Because the possibility of Texas and Oklahoma going to the SEC is all anyone wants to talk about right now, this week will feature a series of Daily Cavalcades with different views on what could be a seminal moment in college sports.
Sorry if this take sucks, it’s not my fault …
It’s not on the list of the Association of American Universities.
Yeah, it would be a conference with 16 teams – and maybe more – that calls itself the Big Ten, but that’s the least-weird thing happening.
The Big Ten has been way too quiet – even during its own media days – when it comes to the possibility of expansion.
It’s coming. It has to.
Here’s the college sports world reality: the Big Ten is still the biggest, baddest college conference business going, but the SEC is gaining fast.
Of course the SEC is the best football conference on the field, and of course getting Texas and Oklahoma would make it that much more impressive, but the Big Ten has the ability to 1) reasonably pitch almost anyone and come up with a deal good enough to at least look at, and 2) unlike the Big 12, it actually could lose its two biggest-brand schools and potentially be okay by upping its own expansion game.
The Big 12 can’t realistically think about adding Notre Dame. The Big Ten can.
So don’t get into a twist over some random idea/rumor that Ohio State and Michigan might be targeted for expansion, and don’t think that the conference with the broadest reach, largest alumni base, top overall academic profile and best home TV network going will just sit around and let the SEC become the dominant college sports nuclear power – unless it feels like it doesn’t have to do anything.
So if you’re commissioner Kevin Warren, what should your meetings be this week? What should be the counter-move considering what’s happening with Texas and Oklahoma?

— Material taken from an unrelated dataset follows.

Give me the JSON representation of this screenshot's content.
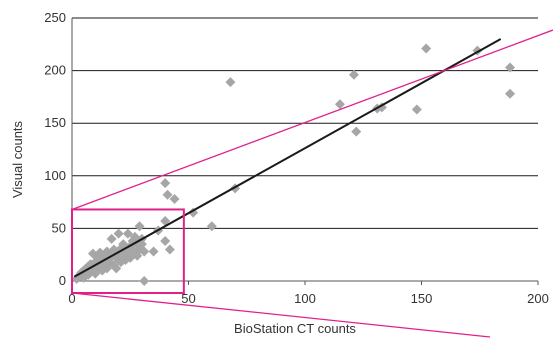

Start here – the Big Ten doesn’t play around with Little Brother.
When it expands, it goes for the school in a state, like the University of Maryland, the University of Nebraska, Penn State, Rutgers – which might as well be the University of New Jersey.
Also, it’s almost certainly not going expand just to expand.
Pitt and Iowa State might make sense in a whole lot of ways, but the Big Ten already has Penn State and the University of Iowa – the global reach doesn’t get bigger with the Panthers and Cyclones.
There’s another big factor. If the Big Ten is going to expand, it’s only interested in schools from The Association of American Universities. That means no Notre Dame, no Oklahoma, no Syracuse or Boston College, and no Clemson.
Okay, so the AAU thing wouldn’t be a barrier if Notre Dame is on the table, but it’s still a factor for almost everyone else.
So let me plan out what Warren and the Big Ten’s agenda should be when it comes to floating out expansion trial balloons, because no one does that better than the Big Ten. Let’s start with …
Hey Texas … what’s up?
(I don’t think that has any chance of happening at this point, but … )
Make your pitch, Big Ten.
Yeah, the Big Ten and Texas did the expansion talk dance a decade ago, but things have changed. Texas is the richest athletic department going, but the Longhorn Network has been just okay while the Big Ten Network has created the infrastructure to get much, much bigger in the expanded streaming world.
Whatever the SEC is offering, the Big Ten has the potential and ability to come strong to the table with its markets, academics, sheer size, and stability. There’s no need to break the bank or do anything to make the Ohio States and Michigans of the conference mad, but Texas is a better overall fit for the Big Ten – at least academically – than it is for the SEC.
Don’t assume that Texas and Oklahoma are 100% tied at the hip.